La respuesta parece ser sí. Aunque la lectura digital se incorporó a la vida cotidiana, el libro físico continúa teniendo un valor propio.

Hay algo en entrar a una librería, recorrer las mesas, tocar las tapas, hojear un ejemplar y finalmente llevarlo a casa que la tecnología todavía no consiguió reproducir completamente. Para muchos lectores, además, un libro no es solamente un objeto que contiene palabras: es un recuerdo, un regalo, una colección y hasta un elemento de decoración.

Las tablets, los celulares y los lectores electrónicos modificaron los hábitos, especialmente entre quienes leen durante los viajes o necesitan llevar varios títulos consigo. Un dispositivo permite almacenar cientos de libros y acceder a ellos inmediatamente.

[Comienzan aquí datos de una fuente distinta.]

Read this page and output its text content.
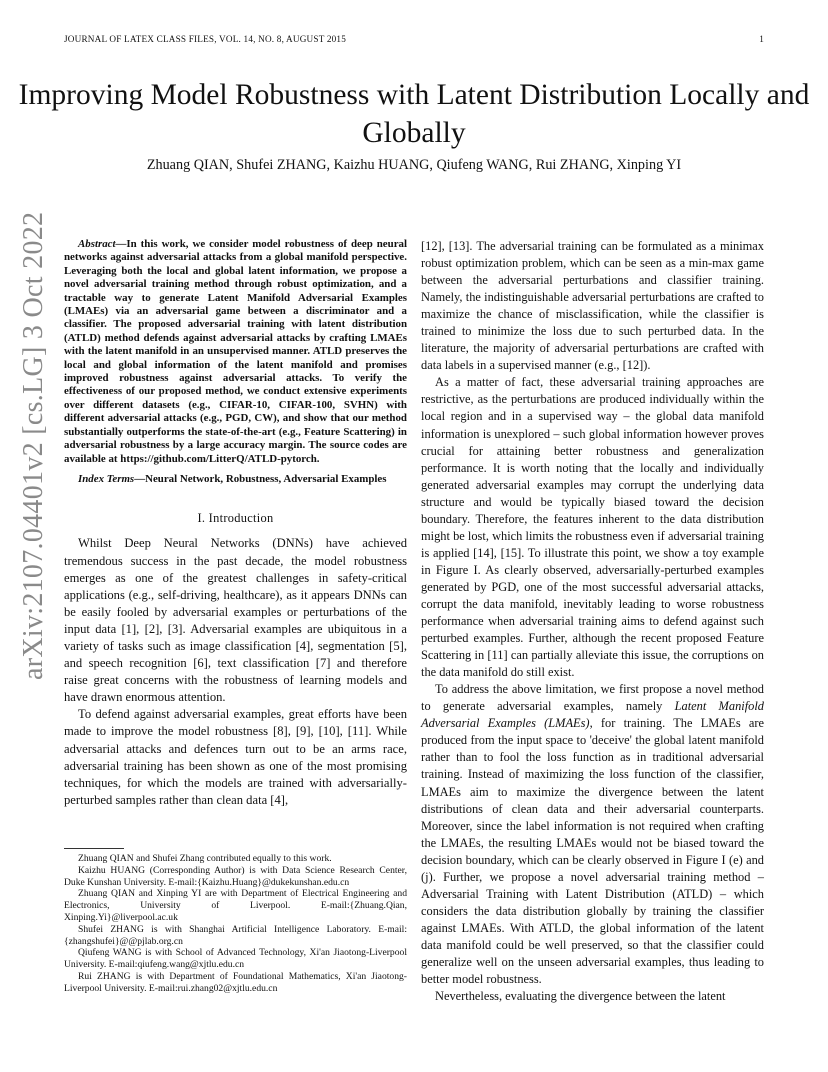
JOURNAL OF LATEX CLASS FILES, VOL. 14, NO. 8, AUGUST 2015	1
arXiv:2107.04401v2 [cs.LG] 3 Oct 2022
Improving Model Robustness with Latent Distribution Locally and Globally
Zhuang QIAN, Shufei ZHANG, Kaizhu HUANG, Qiufeng WANG, Rui ZHANG, Xinping YI

Abstract—In this work, we consider model robustness of deep neural networks against adversarial attacks from a global manifold perspective. Leveraging both the local and global latent information, we propose a novel adversarial training method through robust optimization, and a tractable way to generate Latent Manifold Adversarial Examples (LMAEs) via an adversarial game between a discriminator and a classifier. The proposed adversarial training with latent distribution (ATLD) method defends against adversarial attacks by crafting LMAEs with the latent manifold in an unsupervised manner. ATLD preserves the local and global information of the latent manifold and promises improved robustness against adversarial attacks. To verify the effectiveness of our proposed method, we conduct extensive experiments over different datasets (e.g., CIFAR-10, CIFAR-100, SVHN) with different adversarial attacks (e.g., PGD, CW), and show that our method substantially outperforms the state-of-the-art (e.g., Feature Scattering) in adversarial robustness by a large accuracy margin. The source codes are available at https://github.com/LitterQ/ATLD-pytorch.

Index Terms—Neural Network, Robustness, Adversarial Examples

I. Introduction

Whilst Deep Neural Networks (DNNs) have achieved tremendous success in the past decade, the model robustness emerges as one of the greatest challenges in safety-critical applications (e.g., self-driving, healthcare), as it appears DNNs can be easily fooled by adversarial examples or perturbations of the input data [1], [2], [3]. Adversarial examples are ubiquitous in a variety of tasks such as image classification [4], segmentation [5], and speech recognition [6], text classification [7] and therefore raise great concerns with the robustness of learning models and have drawn enormous attention.

To defend against adversarial examples, great efforts have been made to improve the model robustness [8], [9], [10], [11]. While adversarial attacks and defences turn out to be an arms race, adversarial training has been shown as one of the most promising techniques, for which the models are trained with adversarially-perturbed samples rather than clean data [4],

Zhuang QIAN and Shufei Zhang contributed equally to this work.

Kaizhu HUANG (Corresponding Author) is with Data Science Research Center, Duke Kunshan University. E-mail:{Kaizhu.Huang}@dukekunshan.edu.cn

Zhuang QIAN and Xinping YI are with Department of Electrical Engineering and Electronics, University of Liverpool. E-mail:{Zhuang.Qian, Xinping.Yi}@liverpool.ac.uk

Shufei ZHANG is with Shanghai Artificial Intelligence Laboratory. E-mail:{zhangshufei}@@pjlab.org.cn

Qiufeng WANG is with School of Advanced Technology, Xi'an Jiaotong-Liverpool University. E-mail:qiufeng.wang@xjtlu.edu.cn

Rui ZHANG is with Department of Foundational Mathematics, Xi'an Jiaotong-Liverpool University. E-mail:rui.zhang02@xjtlu.edu.cn

[12], [13]. The adversarial training can be formulated as a minimax robust optimization problem, which can be seen as a min-max game between the adversarial perturbations and classifier training. Namely, the indistinguishable adversarial perturbations are crafted to maximize the chance of misclassification, while the classifier is trained to minimize the loss due to such perturbed data. In the literature, the majority of adversarial perturbations are crafted with data labels in a supervised manner (e.g., [12]).

As a matter of fact, these adversarial training approaches are restrictive, as the perturbations are produced individually within the local region and in a supervised way – the global data manifold information is unexplored – such global information however proves crucial for attaining better robustness and generalization performance. It is worth noting that the locally and individually generated adversarial examples may corrupt the underlying data structure and would be typically biased toward the decision boundary. Therefore, the features inherent to the data distribution might be lost, which limits the robustness even if adversarial training is applied [14], [15]. To illustrate this point, we show a toy example in Figure I. As clearly observed, adversarially-perturbed examples generated by PGD, one of the most successful adversarial attacks, corrupt the data manifold, inevitably leading to worse robustness performance when adversarial training aims to defend against such perturbed examples. Further, although the recent proposed Feature Scattering in [11] can partially alleviate this issue, the corruptions on the data manifold do still exist.

To address the above limitation, we first propose a novel method to generate adversarial examples, namely Latent Manifold Adversarial Examples (LMAEs), for training. The LMAEs are produced from the input space to 'deceive' the global latent manifold rather than to fool the loss function as in traditional adversarial training. Instead of maximizing the loss function of the classifier, LMAEs aim to maximize the divergence between the latent distributions of clean data and their adversarial counterparts. Moreover, since the label information is not required when crafting the LMAEs, the resulting LMAEs would not be biased toward the decision boundary, which can be clearly observed in Figure I (e) and (j). Further, we propose a novel adversarial training method – Adversarial Training with Latent Distribution (ATLD) – which considers the data distribution globally by training the classifier against LMAEs. With ATLD, the global information of the latent data manifold could be well preserved, so that the classifier could generalize well on the unseen adversarial examples, thus leading to better model robustness.

Nevertheless, evaluating the divergence between the latent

Sin embargo, esto no significa que el papel haya desaparecido. En muchos casos ambos formatos conviven: se lee una novela en papel, se utiliza el celular para leer artículos o textos breves y se recurre al formato digital cuando resulta más práctico.

Leer también es una forma de elegir

Quizás una de las particularidades del lector argentino sea precisamente la diversidad. No existe un único perfil.

Está quien busca una novela para olvidarse durante unas horas de la realidad; quien prefiere una historia policial que lo obligue a descubrir al culpable; quien elige una biografía porque quiere conocer la vida de otra persona y quien recurre a un libro de autoayuda buscando respuestas para la propia.

También están aquellos que vuelven una y otra vez a los clásicos. Porque algunos libros tienen una característica especial: no importa cuántos años pasen, siempre parecen tener algo nuevo para decirnos.

En definitiva, las pantallas pueden haber cambiado la manera de leer, pero no necesariamente las ganas de hacerlo. El libro se transformó, encontró nuevos formatos y nuevas maneras de llegar a los lectores, pero sigue ocupando un lugar que parece difícil de desplazar.

Porque quizás el verdadero rival del libro nunca fue la tablet. El verdadero desafío siempre fue encontrar una buena historia que nos haga querer pasar la página.